The other day that first sweet baby turned nine. It’s dawned on me that the chaos subsided and my time crept back. Now, we are all reading books, a jumbled pile of my current fixation with crime thrillers set in Sault St. Marie and their’s, with The Secret Seven. (Thankfully, no one wrote What to Expect in The Ninth Year, because, I don’t want to know. Leave me in the dark rather than leave me to obsess over the details.) On the day the sweetie turned nine I was lying on my bed (because, drum roll…,they’re at school), reading nothing earnest and parental, but rather Stephen King’s On Writing. He’s frank and he’s brash and we all know he is smart but he has little time for “literary gasbags” (perhaps the literary version of the Baby Self Help crowd?) and plenty of time for the self-doubting novelist.

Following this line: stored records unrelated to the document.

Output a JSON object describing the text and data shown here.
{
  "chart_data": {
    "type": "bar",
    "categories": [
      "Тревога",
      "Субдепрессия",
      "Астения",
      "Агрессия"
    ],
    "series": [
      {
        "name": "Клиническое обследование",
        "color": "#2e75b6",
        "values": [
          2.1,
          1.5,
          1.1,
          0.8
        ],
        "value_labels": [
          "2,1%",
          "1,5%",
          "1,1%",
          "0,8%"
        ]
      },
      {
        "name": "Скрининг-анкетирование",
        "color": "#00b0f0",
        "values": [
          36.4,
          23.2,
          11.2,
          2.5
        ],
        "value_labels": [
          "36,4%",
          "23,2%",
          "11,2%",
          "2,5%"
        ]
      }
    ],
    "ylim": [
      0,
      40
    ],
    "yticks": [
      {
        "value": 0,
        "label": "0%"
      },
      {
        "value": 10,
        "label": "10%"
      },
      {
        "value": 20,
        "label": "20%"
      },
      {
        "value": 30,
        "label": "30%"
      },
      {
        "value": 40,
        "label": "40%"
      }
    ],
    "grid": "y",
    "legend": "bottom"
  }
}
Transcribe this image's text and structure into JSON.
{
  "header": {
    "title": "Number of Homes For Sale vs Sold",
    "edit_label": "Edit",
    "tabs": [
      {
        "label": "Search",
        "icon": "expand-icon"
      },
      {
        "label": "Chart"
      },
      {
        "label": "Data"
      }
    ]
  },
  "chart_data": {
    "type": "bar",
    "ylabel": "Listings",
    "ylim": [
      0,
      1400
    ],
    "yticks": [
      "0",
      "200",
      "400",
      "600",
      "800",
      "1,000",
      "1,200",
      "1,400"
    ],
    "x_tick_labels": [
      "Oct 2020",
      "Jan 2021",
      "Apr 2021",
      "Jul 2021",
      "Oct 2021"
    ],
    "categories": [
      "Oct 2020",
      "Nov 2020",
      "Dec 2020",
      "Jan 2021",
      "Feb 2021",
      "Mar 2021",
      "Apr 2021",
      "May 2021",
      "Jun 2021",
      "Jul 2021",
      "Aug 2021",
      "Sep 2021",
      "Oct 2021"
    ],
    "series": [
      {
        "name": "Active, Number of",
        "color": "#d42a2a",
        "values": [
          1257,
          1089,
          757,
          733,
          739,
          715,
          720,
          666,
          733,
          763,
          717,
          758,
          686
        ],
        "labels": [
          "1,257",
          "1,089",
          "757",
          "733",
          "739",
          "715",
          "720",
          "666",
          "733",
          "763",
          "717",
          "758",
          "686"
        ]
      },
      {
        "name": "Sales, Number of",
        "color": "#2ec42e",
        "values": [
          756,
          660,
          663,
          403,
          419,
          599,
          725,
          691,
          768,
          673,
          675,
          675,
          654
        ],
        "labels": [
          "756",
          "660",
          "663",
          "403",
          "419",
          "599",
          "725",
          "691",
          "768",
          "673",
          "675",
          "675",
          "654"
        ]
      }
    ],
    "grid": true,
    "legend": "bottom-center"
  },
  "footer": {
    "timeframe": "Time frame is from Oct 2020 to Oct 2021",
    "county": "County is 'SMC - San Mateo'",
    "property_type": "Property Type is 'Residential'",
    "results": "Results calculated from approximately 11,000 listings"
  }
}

As was my journey into motherhood, so has my journey into writing been fraught with earnest endeavor. I panic at the thought of symbolism, theme and arc just as I panicked at the thought of feeding, developmental milestones, and heaven help us, sleeping through the night. When I caught myself laughing and crying at Stephen King, it wasn’t at the discovery of any terrible truth. It was sheer relief. I realized that no matter how much you struggle as a writer, the requirements for survival are, much like motherhood, quite simple. Good sense. Good Basic Tools. Hard work. Another writer, Steve Hamilton, (of the thrillers set in Sault St. Marie) encourages himself by keeping a lego brick on his desk. Writing a book is a process, like a lego house, it’s one brick at time. A little bit every day. The pressure to be Shakespeare is off. I shall write the book, one word, one sentence, one paragraph at a time. And, when school is out, I shall be the best mother I can be. One hug, one kiss and one quiet conversation at a time.